Functional connectivity subtypes during a positive mood induction: Predicting clinical response in a randomized controlled trial of ketamine for treatment-resistant depression
- PMID: 39311825
- PMCID: PMC11929617
- DOI: 10.1037/abn0000951
Functional connectivity subtypes during a positive mood induction: Predicting clinical response in a randomized controlled trial of ketamine for treatment-resistant depression
Abstract
Ketamine has shown promise in rapidly improving symptoms of depression and most notably treatment-resistant depression (TRD). However, given the heterogeneity of TRD, biobehavioral markers of treatment response are necessary for the personalized prescription of intravenous ketamine. Heterogeneity in depression can be manifested in discrete patterns of functional connectivity (FC) in default mode, ventral affective, and cognitive control networks. This study employed a data-driven approach to parse FC during positive mood processing to characterize subgroups of patients with TRD prior to infusion and determine whether these connectivity-based subgroups could predict subsequent antidepressant response to ketamine compared to saline infusion. 152 adult patients with TRD completed a baseline assessment of FC during positive mood processing and were randomly assigned to either ketamine or saline infusion. The assessment utilized Subgroup-Group Iterative Multiple Model Estimation to recover directed connectivity maps and applied Walktrap algorithm to determine data-driven subgroups. Depression severity was assessed pre- and 24-hr postinfusion. Two connectivity-based subgroups were identified: Subgroup A (n = 110) and Subgroup B (n = 42). We observed that treatment response was moderated by an infusion type by subgroup interaction (p = .040). For patients receiving ketamine, subgroup did not predict treatment response (β = -.326, p = .499). However, subgroup predicted response for saline patients. Subgroup B individuals, relative to A, were more likely to be saline responders at 24-hr postinfusion (β = -2.146, p = .007). Thus, while ketamine improved depressive symptoms uniformly across both subgroups, this heterogeneity was a predictor of placebo response. (PsycInfo Database Record (c) 2025 APA, all rights reserved).

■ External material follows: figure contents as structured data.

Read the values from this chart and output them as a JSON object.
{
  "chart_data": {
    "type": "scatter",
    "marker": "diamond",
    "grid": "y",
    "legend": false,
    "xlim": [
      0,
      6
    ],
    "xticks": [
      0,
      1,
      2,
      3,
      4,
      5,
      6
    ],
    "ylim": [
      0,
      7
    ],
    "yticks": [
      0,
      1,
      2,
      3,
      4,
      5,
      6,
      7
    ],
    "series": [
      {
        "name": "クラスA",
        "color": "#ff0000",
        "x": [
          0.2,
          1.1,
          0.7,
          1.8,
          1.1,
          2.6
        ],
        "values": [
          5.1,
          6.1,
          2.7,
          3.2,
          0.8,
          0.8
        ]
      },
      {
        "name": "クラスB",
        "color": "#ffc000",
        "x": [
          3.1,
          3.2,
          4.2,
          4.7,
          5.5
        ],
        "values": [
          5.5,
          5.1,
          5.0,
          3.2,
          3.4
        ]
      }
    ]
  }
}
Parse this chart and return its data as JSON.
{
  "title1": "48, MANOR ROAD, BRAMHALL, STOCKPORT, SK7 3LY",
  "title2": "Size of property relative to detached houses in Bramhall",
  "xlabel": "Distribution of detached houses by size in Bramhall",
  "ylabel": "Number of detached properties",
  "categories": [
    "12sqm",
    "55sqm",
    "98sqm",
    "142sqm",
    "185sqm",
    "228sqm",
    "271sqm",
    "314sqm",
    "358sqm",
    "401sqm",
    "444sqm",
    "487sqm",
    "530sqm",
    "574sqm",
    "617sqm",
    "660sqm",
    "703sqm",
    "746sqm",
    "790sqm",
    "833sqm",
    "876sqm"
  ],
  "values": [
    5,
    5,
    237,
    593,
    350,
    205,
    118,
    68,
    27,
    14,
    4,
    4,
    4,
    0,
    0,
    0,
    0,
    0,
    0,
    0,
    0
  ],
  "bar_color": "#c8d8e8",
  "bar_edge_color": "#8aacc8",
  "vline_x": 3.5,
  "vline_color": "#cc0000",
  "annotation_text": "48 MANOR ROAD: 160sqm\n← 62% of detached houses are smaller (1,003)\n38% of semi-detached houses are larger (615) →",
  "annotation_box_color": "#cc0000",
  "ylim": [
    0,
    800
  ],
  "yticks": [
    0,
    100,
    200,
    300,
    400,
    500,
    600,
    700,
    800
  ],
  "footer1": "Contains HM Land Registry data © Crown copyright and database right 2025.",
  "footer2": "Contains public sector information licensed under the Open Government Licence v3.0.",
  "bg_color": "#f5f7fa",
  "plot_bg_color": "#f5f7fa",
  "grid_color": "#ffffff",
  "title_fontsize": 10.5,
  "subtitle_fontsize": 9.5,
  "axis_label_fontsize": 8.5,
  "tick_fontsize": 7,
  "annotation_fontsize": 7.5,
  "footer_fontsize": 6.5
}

Trial registration: ClinicalTrials.gov NCT03237286.
Conflict of interest statement
Dr. Mathew is supported through the use of resources and facilities at the Michael E. Debakey VA Medical Center, Houston, Texas and receives support from The Menninger Clinic. Dr. Mathew has served as a consultant to the following companies: Almatica Pharma, Biohaven, BioXcel Therapeutics, Boehringer-Ingelheim, Brii Biosciences, Clexio Biosciences, COMPASS Pathways, Delix Therapeutics, Douglas Pharmaceuticals, Eleusis, Engrail Therapeutics, Freedom Biosciences, Janssen, Liva Nova, Levo Therapeutics, Merck, Neumora, Neurocrine, Perception Neurosciences, Praxis Precision Medicines, Relmada Therapeutics, Sage Therapeutics, Seelos Therapeutics, Signant Health, Sunovion, Xenon Pharmaceuticals, and XW Pharma. He has received research support from Boehringer-Ingelheim, Engrail Therapeutics, Merck, Neurocrine, and Sage Therapeutics. Dr. Price is the named inventor on a University of Pittsburgh-owned patent filing related to a novel combination intervention tested in this clinical trial. The remaining authors have nothing to disclose.